Hirosaki University Graduate School of Medicine, Hirosaki, Japan
Shingo Hatakeyama , Kazutaka Okita , Hayato Yamamoto , Takahiro Yoneyama , Yasuhiro Hashimoto , Chikara Ohyama
Background: We aimed to evaluate the treatment sequence for patients with metastatic castration-resistant prostate cancer (mCRPC) in real-world practice and compare overall survival in each sequential therapy. Methods: We retrospectively evaluated 146 patients with mCRPC who were initially treated with androgen deprivation therapy as metastatic hormone-naïve prostate cancer in 14 hospitals between January 2010 and March 2019. The agents for the sequential therapy included new androgen receptor-targeted agents (ART: abiraterone acetate or enzalutamide), docetaxel, and/or cabazitaxel. We evaluated the treatment sequence for mCRPC and the effect of sequence patterns on overall survival. Results: The median age was 71 years. A total of 35 patients received ART-ART, 33 received ART-docetaxel, 68 received docetaxel-ART, and 10 received docetaxel-cabazitaxel sequences. The most prescribed treatment sequence was docetaxel-ART (47%), followed by ART-ART (24%). Overall survival calculated from the initial diagnosis reached 83, 57, 79, 37 months in the ART-ART, ART-docetaxel, docetaxel-ART, and docetaxel-cabazitaxel, respectively.
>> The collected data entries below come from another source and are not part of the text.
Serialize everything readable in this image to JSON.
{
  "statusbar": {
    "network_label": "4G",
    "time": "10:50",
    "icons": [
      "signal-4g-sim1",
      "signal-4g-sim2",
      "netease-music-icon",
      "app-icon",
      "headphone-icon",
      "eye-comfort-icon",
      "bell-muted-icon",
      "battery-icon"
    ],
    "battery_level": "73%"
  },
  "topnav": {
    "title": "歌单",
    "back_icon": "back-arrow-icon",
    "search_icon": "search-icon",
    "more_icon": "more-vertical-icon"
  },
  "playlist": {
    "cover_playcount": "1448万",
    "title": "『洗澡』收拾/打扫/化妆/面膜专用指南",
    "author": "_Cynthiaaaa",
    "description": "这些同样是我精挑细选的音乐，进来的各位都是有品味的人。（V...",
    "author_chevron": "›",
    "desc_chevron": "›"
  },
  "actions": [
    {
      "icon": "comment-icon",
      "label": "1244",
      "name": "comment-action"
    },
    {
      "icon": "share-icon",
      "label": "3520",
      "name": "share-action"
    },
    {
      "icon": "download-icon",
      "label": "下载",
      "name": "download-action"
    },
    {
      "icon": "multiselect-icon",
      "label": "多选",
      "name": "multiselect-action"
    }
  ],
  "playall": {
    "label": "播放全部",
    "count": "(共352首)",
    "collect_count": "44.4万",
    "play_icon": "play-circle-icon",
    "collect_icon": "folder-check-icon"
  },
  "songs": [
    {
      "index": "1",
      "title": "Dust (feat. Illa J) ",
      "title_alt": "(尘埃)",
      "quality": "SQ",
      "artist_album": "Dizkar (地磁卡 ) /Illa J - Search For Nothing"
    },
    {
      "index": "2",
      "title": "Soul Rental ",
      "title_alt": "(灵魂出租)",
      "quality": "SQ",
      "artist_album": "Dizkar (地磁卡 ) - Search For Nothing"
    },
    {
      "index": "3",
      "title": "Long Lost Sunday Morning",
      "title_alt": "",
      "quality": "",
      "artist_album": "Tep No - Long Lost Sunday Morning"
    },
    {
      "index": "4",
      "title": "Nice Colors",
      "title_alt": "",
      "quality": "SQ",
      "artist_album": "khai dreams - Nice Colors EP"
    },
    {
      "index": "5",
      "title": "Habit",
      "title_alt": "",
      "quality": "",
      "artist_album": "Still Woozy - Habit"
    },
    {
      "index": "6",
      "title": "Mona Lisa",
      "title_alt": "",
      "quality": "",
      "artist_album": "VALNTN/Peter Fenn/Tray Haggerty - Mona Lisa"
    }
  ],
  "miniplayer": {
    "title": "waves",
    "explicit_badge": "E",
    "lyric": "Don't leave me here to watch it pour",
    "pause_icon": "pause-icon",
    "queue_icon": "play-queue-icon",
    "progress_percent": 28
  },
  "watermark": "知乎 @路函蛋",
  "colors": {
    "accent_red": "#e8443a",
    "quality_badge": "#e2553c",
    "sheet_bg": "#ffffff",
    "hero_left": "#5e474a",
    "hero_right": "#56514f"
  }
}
Multivariate Cox regression analyses showed no significant difference in overall survival between the first-line ART (n = 68) and first-line docetaxel (n = 78) therapies (hazard ratio: HR 0.84, P = 0.530), between the ART-ART (n = 35) and docetaxel-mixed (n = 111) sequences (HR 0.82, P = 0.650), and between the first-line abiraterone (n = 32) and first-line enzalutamide (n = 36) sequences (HR 1.58, P = 0.384). Conclusions: The most prescribed treatment sequence was docetaxel followed by ART. No significant difference was observed in overall survival among the treatment sequences in real-world practice.